Establish relationships with regulators and law enforcement:
Always keep the number of a contact on hand. “The Department of Justice’s first interest is to protect the victim, and second to preserve evidence, so the sooner a breach is reported the better,” says Chu.
Responding to a Breach
Even with thorough security measures, it is clear that breaches still occur. Major cases of data leaks of company data include Sony Picture Entertainment, Target, Ubiquiti Networks, and notoriously, AshleyMadison.com. The major legal issue during a breach is notice. Notification may be required to the affected resident, the state attorney general, or other agencies. Currently 47 of 50 states have specific statutes that require notification to consumers (New Mexico, South Dakota, and Alabama do not). Multistate companies must keep in mind that they may need to notify consumers with different forms across different states in order to comply with the state regulations and statutes where the company operates and/or where the consumers reside.

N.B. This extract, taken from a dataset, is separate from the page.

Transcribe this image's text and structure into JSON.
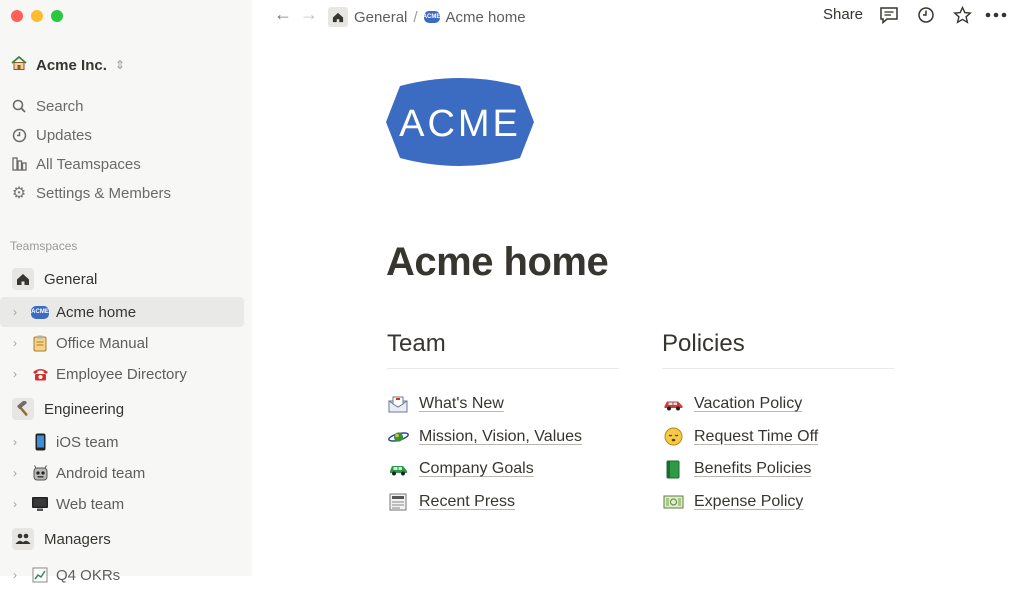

Chu urges companies who suffer a data breach to notify law enforcement. Chu points out that although breach notification statutes require victims to notify their customers, most statutes provide that this notification can be delayed at law enforcement’s request if law enforcement deems that such a delay would assist their investigation. In other words, it is acceptable to most states to delay notifying consumers if a company does so in order to comply with law enforcement’s requests. Addressing victim concerns that, if they reported a data breach, they would lose control of the process, Chu assures that notifying law enforcement does not mean the process will be completely taken out of the company’s control, allowing the government unfettered access to company data. “Moreover, by notifying law enforcement, victims would gain a partner who could help victims figure out who caused the data breach and the extent to which damages may have resulted,” says Chu. Indeed, agencies are making it easier for companies to come forward. The Cybersecurity Information Sharing Act, a proposed law which passed in the Senate near the end of October, provides liability protections to companies who report threat information to the government. “And that’s the key – that’s what companies have been fighting for, for several years now,” says Perry.
Emerging Trends in Cybersecurity
As experts learn more about the nature of secured data, new legislation is being passed to respond to trends in cybersecurity. A strong trend is the expansion of the definition of sensitive information. In Texas the statute was amended in June 2013. Currently, sensitive information is now defined to include social security number, driver’s license number, any account number with a security code, and health information. Another shift is that whereas statutes vaguely required notification without undue delay, statutes are being amended to provide specific notice timing, which can be anywhere from 30 to 90 days.
*The opinions presented are not necessarily those of the Department of Justice.